If you still need a reason to care – Gary Illyes has been quoted as saying in the past page speed is a ranking factor.
I don’t know about you but that’s all I need to hear before I start making changes quick fast and in a hurry.
To see if you have a potential site speed issue log into Google analytics. Look under Behavior – Site Speed – Overview. This view will give you an overview of the average load time of your website.
I had a client site in the past with page speed issues and it became a concern. This got me thinking there has to be a quick and easy solution that I can implement. There is and I used my blog as the test subject.
If you aren’t familiar with the tool now Google page speed insights will be your best friend by the end of this project. It will grade your web page according to specific attributes search engines look for. The top issues you will need to fix initially are: optimizing images, leverage browser caching, and minify HTML and CSS.
This is not a guide on how to get a perfect score with Google page speed insights but rather how to get maximum results with the most efficient amount of effort exuded.
Step 1: Optimizing Images
Images are one of the main culprits of slow load time. To fix this we need to condense images and reduce load time. There are a few ways to achieve this. Don’t be deceived by WP smush while it provides a relatively quick and easy way to optimize images for WordPress it does a poor job. According to Google’s page speed insights test my site was still kicking up a red flag in the image department.
The solution I stumbled across was to use an online tool called compressor.io for large Homepage images. This reduced my homepage images by roughly 60% whereas WP smush reduced them by maybe 15%. For compressing multiple images for a site doing them, one off doesn’t quite make sense. So I use PNG gauntlet. This simple tool is a standalone piece of software you can download and set up to compress multiple images simultaneously.
Compressing images alone will work to improve load time significantly.
Key Takeaway: Continually look for ways to reduce images. Avoid large sliders unless they serve a specific purpose. Avoid flash like the plague.
Step 2: Leverage Browser Caching
The next step is to leverage browser caching. This is handy because if your site has a lot of static resources that do not change often you can cache those assets on a searcher’s computer. When they visit a second time the page will load significantly faster since those resources have been previously cached.
Now I did this a few different ways and the easiest by far is to utilize a CDN or content delivery network. The changes to caching have to happen in your HTTP access file. If you do not feel comfortable making changes then a CDN is your safest option.

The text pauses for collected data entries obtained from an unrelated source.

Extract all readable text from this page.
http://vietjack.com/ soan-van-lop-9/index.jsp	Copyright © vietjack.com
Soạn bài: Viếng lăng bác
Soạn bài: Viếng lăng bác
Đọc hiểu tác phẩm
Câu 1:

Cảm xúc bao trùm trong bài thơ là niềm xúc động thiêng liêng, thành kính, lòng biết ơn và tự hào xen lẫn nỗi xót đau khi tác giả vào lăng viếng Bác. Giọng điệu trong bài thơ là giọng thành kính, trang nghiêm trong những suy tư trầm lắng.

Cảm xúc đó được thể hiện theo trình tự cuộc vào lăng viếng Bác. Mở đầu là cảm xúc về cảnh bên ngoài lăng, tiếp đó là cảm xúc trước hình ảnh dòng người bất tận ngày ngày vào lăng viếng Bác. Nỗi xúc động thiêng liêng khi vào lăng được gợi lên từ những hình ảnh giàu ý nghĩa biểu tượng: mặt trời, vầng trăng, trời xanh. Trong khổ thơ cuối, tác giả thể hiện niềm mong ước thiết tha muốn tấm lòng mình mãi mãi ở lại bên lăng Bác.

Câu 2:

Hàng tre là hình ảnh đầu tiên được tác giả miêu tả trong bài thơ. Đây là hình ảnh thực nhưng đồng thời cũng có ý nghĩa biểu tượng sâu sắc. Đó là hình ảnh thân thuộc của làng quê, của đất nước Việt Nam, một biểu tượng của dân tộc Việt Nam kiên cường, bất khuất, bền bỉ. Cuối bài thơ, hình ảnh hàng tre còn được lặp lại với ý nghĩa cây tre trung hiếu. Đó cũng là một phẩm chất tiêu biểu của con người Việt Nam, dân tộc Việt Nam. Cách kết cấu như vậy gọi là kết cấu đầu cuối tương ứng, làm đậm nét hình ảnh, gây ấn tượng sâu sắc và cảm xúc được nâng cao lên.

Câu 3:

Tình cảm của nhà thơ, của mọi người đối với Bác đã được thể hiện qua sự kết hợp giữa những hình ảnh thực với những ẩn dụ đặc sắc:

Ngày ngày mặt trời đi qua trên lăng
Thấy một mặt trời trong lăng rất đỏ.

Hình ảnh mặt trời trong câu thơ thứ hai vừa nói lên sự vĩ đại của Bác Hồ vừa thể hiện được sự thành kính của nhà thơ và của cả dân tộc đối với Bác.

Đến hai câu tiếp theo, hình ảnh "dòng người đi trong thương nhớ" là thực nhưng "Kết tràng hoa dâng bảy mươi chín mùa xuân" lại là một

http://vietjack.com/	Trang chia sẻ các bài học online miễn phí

I choose to use Cloud Flare as my CDN of choice. It is free and relatively easy to setup. You will need to make changes to your DNS Nameservers. If you host with Godaddy login to your account and click manage my domains. From there find your domain and click your site you want to make changes to within your account. Go to nameservers and click manage. You will need to change your nameservers to whatever Cloud Flare prompts you to change it to.

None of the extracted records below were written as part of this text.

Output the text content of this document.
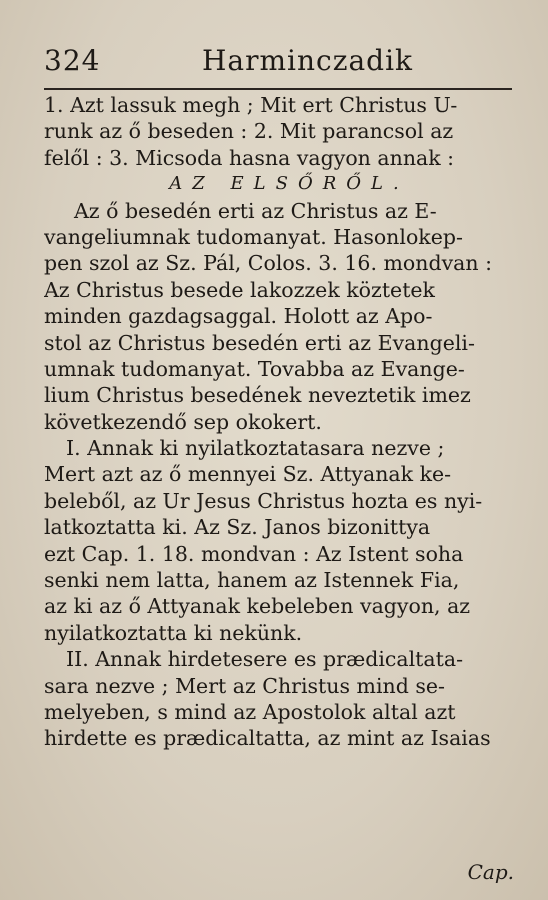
324	Harminczadik
1. Azt lassuk megh ; Mit ert Christus U-
runk az ő beseden : 2. Mit parancsol az
felől : 3. Micsoda hasna vagyon annak :
AZ ELSŐRŐL.
Az ő besedén erti az Christus az E-
vangeliumnak tudomanyat. Hasonlokep-
pen szol az Sz. Pál, Colos. 3. 16. mondvan :
Az Christus besede lakozzek köztetek
minden gazdagsaggal. Holott az Apo-
stol az Christus besedén erti az Evangeli-
umnak tudomanyat. Tovabba az Evange-
lium Christus besedének neveztetik imez
következendő sep okokert.
I. Annak ki nyilatkoztatasara nezve ;
Mert azt az ő mennyei Sz. Attyanak ke-
beleből, az Ur Jesus Christus hozta es nyi-
latkoztatta ki. Az Sz. Janos bizonittya
ezt Cap. 1. 18. mondvan : Az Istent soha
senki nem latta, hanem az Istennek Fia,
az ki az ő Attyanak kebeleben vagyon, az
nyilatkoztatta ki nekünk.
II. Annak hirdetesere es prædicaltata-
sara nezve ; Mert az Christus mind se-
melyeben, s mind az Apostolok altal azt
hirdette es prædicaltatta, az mint az Isaias
Cap.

Once you’re within Cloud Flare’s dashboard you will see a wide range of icons. It might be overwhelming but for now, focus on the Caching section. Depending on your business objectives adjust your browser caching accordingly. Personally, for my blog, I do not publish new content or make changes on a weekly or even a bi-weekly basis so I set the caching to 16 days. This will be adjusted depending on your goals and content creation cadence.

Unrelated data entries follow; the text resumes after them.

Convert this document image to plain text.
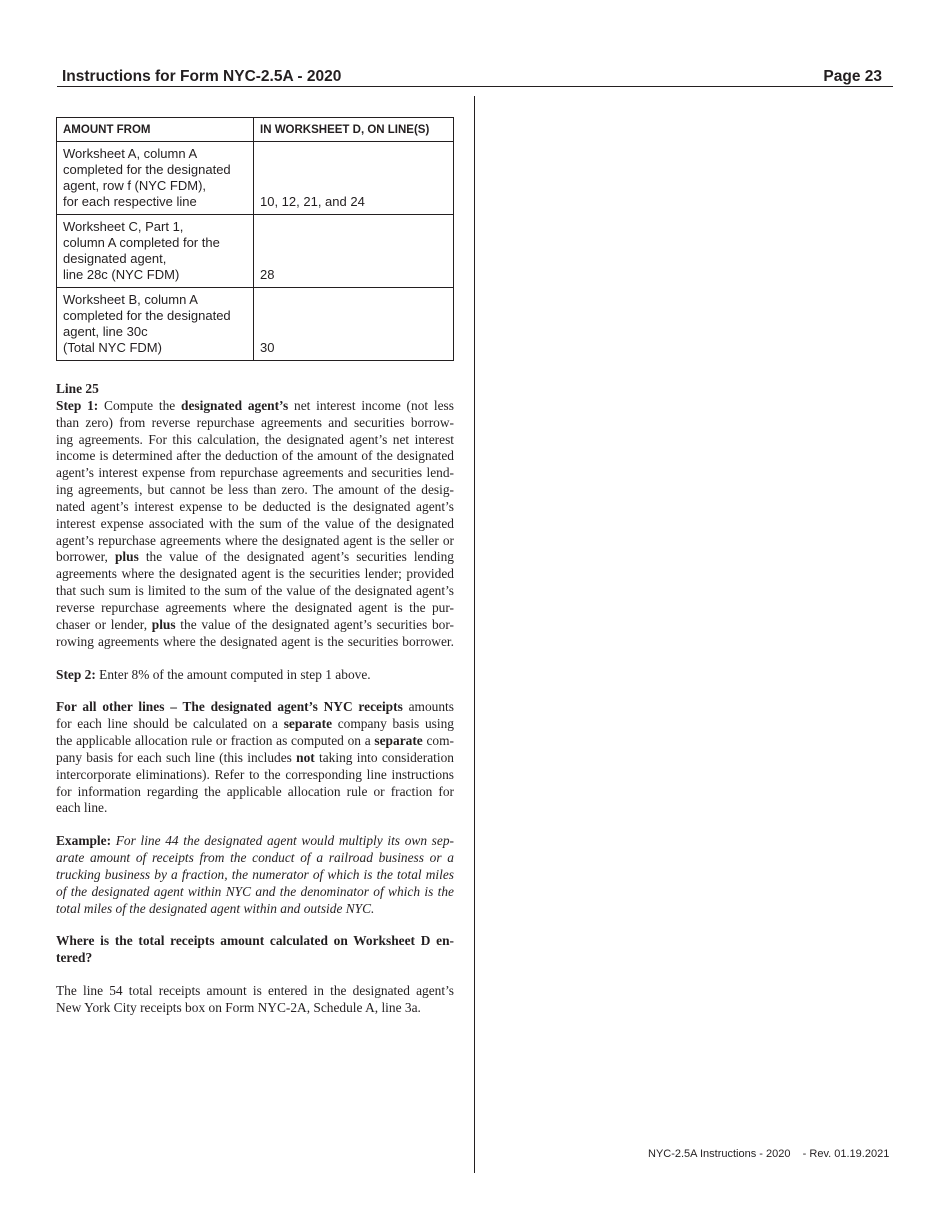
Instructions for Form NYC-2.5A - 2020	Page 23
AMOUNT FROM	IN WORKSHEET D, ON LINE(S)

Worksheet A, column A
completed for the designated
agent, row f (NYC FDM),
for each respective line	10, 12, 21, and 24

Worksheet C, Part 1,
column A completed for the
designated agent,
line 28c (NYC FDM)	28

Worksheet B, column A
completed for the designated
agent, line 30c
(Total NYC FDM)	30

Line 25

Step 1: Compute the designated agent’s net interest income (not less
than zero) from reverse repurchase agreements and securities borrow-
ing agreements. For this calculation, the designated agent’s net interest
income is determined after the deduction of the amount of the designated
agent’s interest expense from repurchase agreements and securities lend-
ing agreements, but cannot be less than zero. The amount of the desig-
nated agent’s interest expense to be deducted is the designated agent’s
interest expense associated with the sum of the value of the designated
agent’s repurchase agreements where the designated agent is the seller or
borrower, plus the value of the designated agent’s securities lending
agreements where the designated agent is the securities lender; provided
that such sum is limited to the sum of the value of the designated agent’s
reverse repurchase agreements where the designated agent is the pur-
chaser or lender, plus the value of the designated agent’s securities bor-
rowing agreements where the designated agent is the securities borrower.

Step 2: Enter 8% of the amount computed in step 1 above.

For all other lines – The designated agent’s NYC receipts amounts
for each line should be calculated on a separate company basis using
the applicable allocation rule or fraction as computed on a separate com-
pany basis for each such line (this includes not taking into consideration
intercorporate eliminations). Refer to the corresponding line instructions
for information regarding the applicable allocation rule or fraction for
each line.
Example: For line 44 the designated agent would multiply its own sep-
arate amount of receipts from the conduct of a railroad business or a
trucking business by a fraction, the numerator of which is the total miles
of the designated agent within NYC and the denominator of which is the
total miles of the designated agent within and outside NYC.
Where is the total receipts amount calculated on Worksheet D en-
tered?
The line 54 total receipts amount is entered in the designated agent’s
New York City receipts box on Form NYC-2A, Schedule A, line 3a.
NYC-2.5A Instructions - 2020    - Rev. 01.19.2021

Key Takeaway: You want to enable browser caching for resources that do not change that frequently. While Cloud Flare does not make much of a distinction it is still a good idea to cache depending on how frequently you update your website.
Step 3: Minify HTML and CSS
Next, we want to minify HTML and CSS to further improve load time. By minifying the file of your source code your web pages will load quicker. Fortunately, we do not have to do this manually. Cloud Flare will actually take care of that as well. I know what you’re thinking I don’t want the program potentially messing up my source code. Well, Cloud Flare makes use of a PHP script to dynamically minify the source code as the page loads.
To enable this click the speed icon at the top of the dashboard. At the top of the page under Auto Minify check HTML, CSS, and JS. This will enable the PHP script to fire off and dynamically reduce the file size of your source code throughout your site.
Key Takeaway: Source code with a lot of extra white space causes web pages to load slower. Sometimes we have to balance web development best practices with User Experience in mind. Utilizing minification via a dynamic PHP script allows us to achieve this.